04/04/2014 03:49 pm ET Updated Jun 04, 2014

The Supreme Court's McCutcheon Decision and the 'Appearance' of Corruption

The 5-4 Supreme Court ruling in McCutcheon v. Federal Election Commission represents another step toward the complete capture of our political process by moneyed interests. In a blistering dissent, which he took the unusual step of delivering orally, Justice Stephen Breyer declared: "If the court in Citizens United opened a door, today's decision may well open a floodgate."

If money is speech, how long will it be until the Supreme Court declares that laws against bribery are unconstitutional? You think I'm kidding?
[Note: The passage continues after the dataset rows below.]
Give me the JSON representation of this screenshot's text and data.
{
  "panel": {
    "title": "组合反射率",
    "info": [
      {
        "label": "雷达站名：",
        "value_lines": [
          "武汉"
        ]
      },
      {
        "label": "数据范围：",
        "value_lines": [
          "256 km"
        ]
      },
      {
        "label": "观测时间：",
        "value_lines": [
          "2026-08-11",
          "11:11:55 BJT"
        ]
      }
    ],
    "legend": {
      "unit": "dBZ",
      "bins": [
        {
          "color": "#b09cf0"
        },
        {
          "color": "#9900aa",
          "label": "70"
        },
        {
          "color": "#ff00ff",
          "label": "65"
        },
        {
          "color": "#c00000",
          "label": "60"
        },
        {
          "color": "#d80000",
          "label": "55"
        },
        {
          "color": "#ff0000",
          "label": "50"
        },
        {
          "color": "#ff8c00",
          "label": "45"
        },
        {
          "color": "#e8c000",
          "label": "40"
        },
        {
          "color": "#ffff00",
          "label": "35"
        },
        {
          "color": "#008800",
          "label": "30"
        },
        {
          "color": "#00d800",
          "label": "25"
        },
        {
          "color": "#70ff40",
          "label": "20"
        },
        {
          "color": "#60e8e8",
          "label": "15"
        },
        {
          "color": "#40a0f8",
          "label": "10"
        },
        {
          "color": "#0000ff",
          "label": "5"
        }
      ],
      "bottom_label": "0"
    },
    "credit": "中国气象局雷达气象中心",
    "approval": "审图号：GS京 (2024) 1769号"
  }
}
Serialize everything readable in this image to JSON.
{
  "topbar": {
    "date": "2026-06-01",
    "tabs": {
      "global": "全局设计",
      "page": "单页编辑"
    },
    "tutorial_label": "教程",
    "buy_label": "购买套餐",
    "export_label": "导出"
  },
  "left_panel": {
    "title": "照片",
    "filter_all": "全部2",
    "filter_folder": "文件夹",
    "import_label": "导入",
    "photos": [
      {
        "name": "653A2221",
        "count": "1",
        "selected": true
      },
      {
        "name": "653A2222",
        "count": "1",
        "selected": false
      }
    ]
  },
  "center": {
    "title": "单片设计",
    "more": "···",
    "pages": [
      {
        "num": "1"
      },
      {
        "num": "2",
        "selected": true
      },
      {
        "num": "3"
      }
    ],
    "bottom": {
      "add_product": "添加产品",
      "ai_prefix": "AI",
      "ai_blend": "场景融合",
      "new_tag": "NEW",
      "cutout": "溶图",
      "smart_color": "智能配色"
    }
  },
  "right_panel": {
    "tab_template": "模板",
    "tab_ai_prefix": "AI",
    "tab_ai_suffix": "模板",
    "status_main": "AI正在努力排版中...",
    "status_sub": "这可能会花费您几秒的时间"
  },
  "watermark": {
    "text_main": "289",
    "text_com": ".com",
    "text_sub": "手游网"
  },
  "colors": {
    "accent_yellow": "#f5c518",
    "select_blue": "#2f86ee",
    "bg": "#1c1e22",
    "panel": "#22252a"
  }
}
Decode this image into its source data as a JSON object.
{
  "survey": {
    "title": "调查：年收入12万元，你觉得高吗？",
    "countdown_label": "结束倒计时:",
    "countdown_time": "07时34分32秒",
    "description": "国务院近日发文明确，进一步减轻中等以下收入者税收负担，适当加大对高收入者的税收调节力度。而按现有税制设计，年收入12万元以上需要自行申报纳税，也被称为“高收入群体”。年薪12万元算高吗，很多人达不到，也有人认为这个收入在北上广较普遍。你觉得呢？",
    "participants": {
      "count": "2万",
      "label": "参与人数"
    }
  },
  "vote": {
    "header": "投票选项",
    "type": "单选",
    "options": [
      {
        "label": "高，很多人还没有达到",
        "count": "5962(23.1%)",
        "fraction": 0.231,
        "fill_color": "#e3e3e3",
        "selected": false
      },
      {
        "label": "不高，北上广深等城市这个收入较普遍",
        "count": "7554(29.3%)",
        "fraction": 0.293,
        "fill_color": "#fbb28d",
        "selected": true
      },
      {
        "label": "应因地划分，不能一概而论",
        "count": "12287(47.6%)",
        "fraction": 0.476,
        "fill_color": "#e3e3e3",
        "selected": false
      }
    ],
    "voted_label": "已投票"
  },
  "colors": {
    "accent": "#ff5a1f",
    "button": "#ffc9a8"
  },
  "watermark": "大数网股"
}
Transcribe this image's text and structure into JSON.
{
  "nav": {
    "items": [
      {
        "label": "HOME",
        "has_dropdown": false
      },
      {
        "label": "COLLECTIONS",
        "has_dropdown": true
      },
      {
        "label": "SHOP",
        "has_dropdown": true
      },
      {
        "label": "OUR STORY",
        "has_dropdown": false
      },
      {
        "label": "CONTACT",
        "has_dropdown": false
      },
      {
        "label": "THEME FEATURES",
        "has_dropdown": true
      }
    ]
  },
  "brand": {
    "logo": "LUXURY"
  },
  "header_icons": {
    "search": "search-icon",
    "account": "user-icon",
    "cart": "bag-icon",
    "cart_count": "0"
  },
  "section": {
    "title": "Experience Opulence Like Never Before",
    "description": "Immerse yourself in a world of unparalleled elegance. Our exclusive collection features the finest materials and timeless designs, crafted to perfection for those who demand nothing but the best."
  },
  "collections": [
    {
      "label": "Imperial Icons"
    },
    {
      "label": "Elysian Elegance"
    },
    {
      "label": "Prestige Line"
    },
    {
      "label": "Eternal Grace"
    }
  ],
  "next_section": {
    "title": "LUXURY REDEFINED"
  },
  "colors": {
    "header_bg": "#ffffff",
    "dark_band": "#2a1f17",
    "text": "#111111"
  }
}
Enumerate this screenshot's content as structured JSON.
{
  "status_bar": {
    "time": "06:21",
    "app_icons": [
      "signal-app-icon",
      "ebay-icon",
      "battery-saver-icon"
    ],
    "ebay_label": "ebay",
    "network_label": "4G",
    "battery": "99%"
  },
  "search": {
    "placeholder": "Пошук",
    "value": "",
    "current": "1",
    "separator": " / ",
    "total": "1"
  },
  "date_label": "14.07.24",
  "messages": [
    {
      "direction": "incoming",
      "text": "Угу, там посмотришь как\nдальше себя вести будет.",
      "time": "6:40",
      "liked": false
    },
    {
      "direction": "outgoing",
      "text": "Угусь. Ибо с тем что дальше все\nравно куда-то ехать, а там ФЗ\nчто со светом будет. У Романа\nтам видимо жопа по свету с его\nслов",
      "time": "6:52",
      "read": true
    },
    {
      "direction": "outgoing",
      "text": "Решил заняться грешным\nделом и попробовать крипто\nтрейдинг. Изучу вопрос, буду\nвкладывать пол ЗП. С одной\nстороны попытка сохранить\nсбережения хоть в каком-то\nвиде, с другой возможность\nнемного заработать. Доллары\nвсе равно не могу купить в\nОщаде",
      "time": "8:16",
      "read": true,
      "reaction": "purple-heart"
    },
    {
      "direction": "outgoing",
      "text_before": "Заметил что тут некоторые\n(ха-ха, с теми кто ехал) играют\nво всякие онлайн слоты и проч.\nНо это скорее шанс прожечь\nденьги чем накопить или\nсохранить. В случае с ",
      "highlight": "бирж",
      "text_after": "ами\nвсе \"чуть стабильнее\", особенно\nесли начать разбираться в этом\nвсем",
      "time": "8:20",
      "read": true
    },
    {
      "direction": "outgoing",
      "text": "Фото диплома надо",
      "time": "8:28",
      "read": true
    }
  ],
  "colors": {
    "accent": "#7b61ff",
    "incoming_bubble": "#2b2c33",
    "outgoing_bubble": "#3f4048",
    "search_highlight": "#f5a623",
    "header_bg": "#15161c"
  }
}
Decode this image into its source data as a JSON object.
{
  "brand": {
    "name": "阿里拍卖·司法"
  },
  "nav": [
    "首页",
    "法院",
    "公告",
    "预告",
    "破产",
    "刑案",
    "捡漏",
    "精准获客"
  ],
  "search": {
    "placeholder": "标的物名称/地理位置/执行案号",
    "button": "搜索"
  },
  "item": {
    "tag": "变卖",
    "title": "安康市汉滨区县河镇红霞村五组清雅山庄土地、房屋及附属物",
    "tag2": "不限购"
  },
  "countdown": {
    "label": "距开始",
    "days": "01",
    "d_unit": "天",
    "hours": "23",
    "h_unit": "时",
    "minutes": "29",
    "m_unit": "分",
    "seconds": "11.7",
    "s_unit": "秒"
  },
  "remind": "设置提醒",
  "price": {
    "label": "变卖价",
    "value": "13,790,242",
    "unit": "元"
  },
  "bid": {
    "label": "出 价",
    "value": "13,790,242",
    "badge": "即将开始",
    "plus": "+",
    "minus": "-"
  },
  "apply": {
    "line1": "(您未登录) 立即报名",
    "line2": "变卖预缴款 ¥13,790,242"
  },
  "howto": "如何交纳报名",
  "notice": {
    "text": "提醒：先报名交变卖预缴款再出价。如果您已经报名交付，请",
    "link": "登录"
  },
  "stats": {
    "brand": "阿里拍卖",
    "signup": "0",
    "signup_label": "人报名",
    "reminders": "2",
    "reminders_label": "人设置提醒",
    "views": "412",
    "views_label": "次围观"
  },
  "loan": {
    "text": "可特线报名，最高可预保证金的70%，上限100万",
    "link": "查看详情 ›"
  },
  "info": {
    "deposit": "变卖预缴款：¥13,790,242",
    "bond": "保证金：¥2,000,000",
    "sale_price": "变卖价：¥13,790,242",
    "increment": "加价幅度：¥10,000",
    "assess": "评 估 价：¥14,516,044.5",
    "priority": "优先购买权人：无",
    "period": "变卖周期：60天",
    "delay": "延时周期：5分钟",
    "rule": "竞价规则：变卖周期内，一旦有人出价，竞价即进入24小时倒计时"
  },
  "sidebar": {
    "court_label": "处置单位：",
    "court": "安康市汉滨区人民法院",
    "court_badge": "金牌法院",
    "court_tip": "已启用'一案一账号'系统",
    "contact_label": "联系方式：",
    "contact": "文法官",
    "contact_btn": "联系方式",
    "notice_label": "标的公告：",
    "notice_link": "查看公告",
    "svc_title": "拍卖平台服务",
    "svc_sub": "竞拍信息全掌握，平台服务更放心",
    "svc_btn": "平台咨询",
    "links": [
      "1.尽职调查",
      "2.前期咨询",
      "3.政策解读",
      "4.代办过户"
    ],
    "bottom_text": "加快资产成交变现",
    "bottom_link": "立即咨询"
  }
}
It is certainly within the realm of freedom of speech for a billionaire to ask (does he have to ask nicely?) a politician to do something like, oh, I don't know, pass a law allowing the company he owns to pollute to its heart's content. Well, if money is speech, then how can the law prevent that billionaire from fully exercising his freedom of speech by topping off his request with a grand rhetorical flourish of the kind only a multi-million dollar campaign contribution can provide.

The idea that money equals speech comes from the Supreme Court's decision in Buckley v. Valeo, which overturned a whole host of limits on campaign and independent expenditures passed in the post-Watergate era, although it did uphold limits on campaign contributions.

The Court in that case found that our representatives could pass laws banning a direct quid pro quo of the kind I have described above. The Roberts Court, however, has found that Buckley v. Valeo didn't go far enough in other areas, and has removed most of those limits on contributions. Who is to say that a conservative majority wouldn't some day follow its own logic to the conclusion that laws banning bribery are unconstitutional, because money is speech?

In Buckley v. Valeo, the Court's majority also found that Congress did have the authority to pass laws on campaign finance in order to ensure that our system avoided "corruption or its appearance." It simply decided that spending by campaigns and individuals did not fall into those categories, and could not be restricted.

Of course, "appearance" is in the eye of the beholder. The dissenters in Buckley v. Valeo rejected the idea that money was speech, and further proposed that excessive spending could, in and of itself, be corruptive and corrosive to our democracy. They also argued that our lawmakers -- not the Court -- were charged with making that determination. Justice Byron White wrote in his dissent:

Congress was plainly of the view that these expenditures also have corruptive potential; but the Court strikes down the provision, strangely enough claiming more insight as to what may improperly influence candidates than is possessed by the majority of Congress that passed this bill and the President who signed it. Those supporting the bill undeniably included many seasoned professionals who have been deeply involved in elective processes and who have viewed them at close range over many years.

As in Citizens United, five conservative Justices, led by the good ole' "umpire" John Roberts, decided that they know better than the nation's elected representatives whether one individual contributing millions to campaigns and parties creates the "appearance" of corruption. If that's not judicial activism, I don't know what is.

Finally, I'd argue that -- even if bribery remains technically illegal -- those massive contributions represent not just the appearance of corruption, but the reality of it as well.